Analyzing the capacity of the Daphnia magna and Pseudokirchneriella subcapitata bioavailability models to predict chronic zinc toxicity at high pH and low calcium concentrations and formulation of a generalized bioavailability model for D. magna.

Abstract

Risk assessment in the European Union implements Zn bioavailability models to derive predicted-no-effect concentrations for Zn. These models are validated within certain boundaries (i.e., pH ≤ 8 and Ca concentrations ≥ 5mg/L), but a substantial fraction of the European surface waters falls outside these boundaries. Therefore, we evaluated whether the chronic Zn biotic ligand model (BLM) for Daphnia magna and the chronic bioavailability model for Pseudokirchneriella subcapitata could be extrapolated to pH > 8 and Ca concentrations < 5 mg/L. Results from D. magna experiments suggested that the BLM is not able to reflect the pH effect over a broad pH range (5.5-8.5). In addition, because of Ca deficiency of D. magna in the soft water tests, we cannot conclude whether the BLM is applicable below its Ca boundary. Results for P. subcapitata experiments showed that the bioavailability model can accurately predict Zn toxicity for Ca concentrations down to 0.8 mg/L and pH values up to 8.5. Because the chronic Zn BLM for D. magna could not be extrapolated beyond its validity boundaries for pH, a generalized bioavailability model (gBAM) was developed. Of 4 gBAMs developed, we recommend the use of gBAM-D, which combines a log-linear relation between the 21-d median effective concentrations (expressed as free Zn2+ ion activity) and pH, with more conventional BLM-type competition constants for Na, Ca, and Mg.
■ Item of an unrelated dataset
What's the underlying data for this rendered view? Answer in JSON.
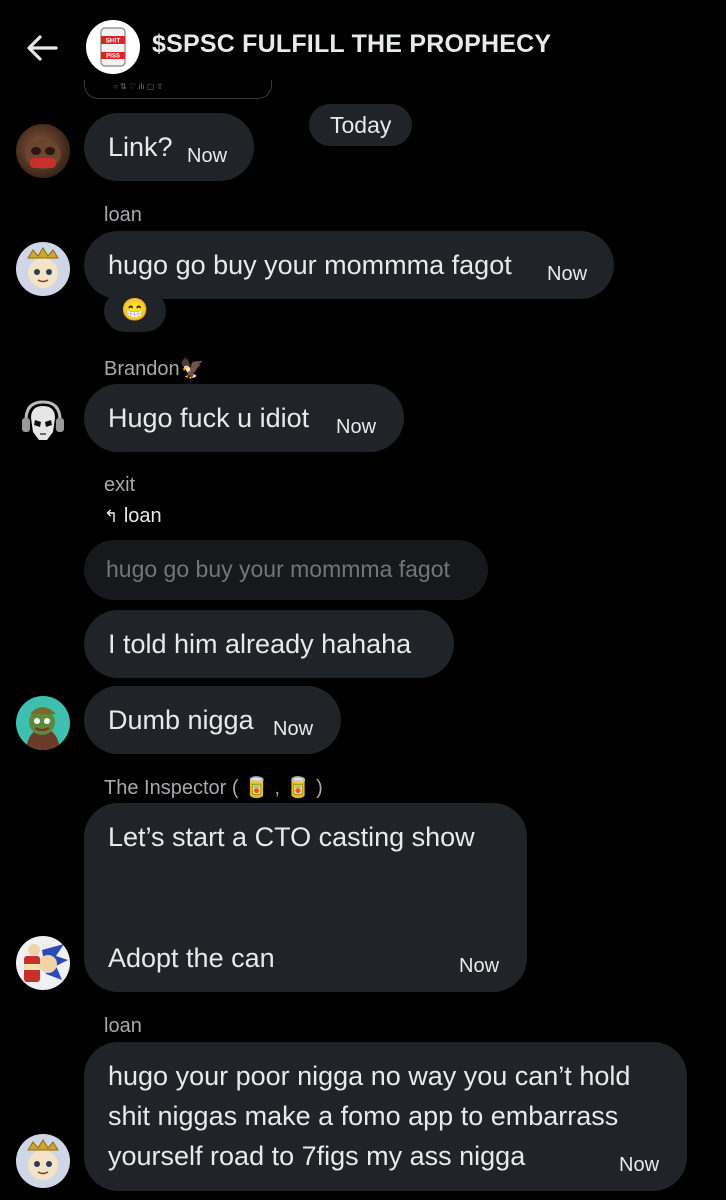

This model is a first step in further improving the accuracy of chronic toxicity predictions of Zn as a function of water chemistry, which can decrease the uncertainty in implementing the bioavailability-based predicted-no-effect concentration in the risk assessment of high-pH and low-Ca concentration regions in Europe. Environ Toxicol Chem 2017;36:2781-2798. © 2017 SETAC.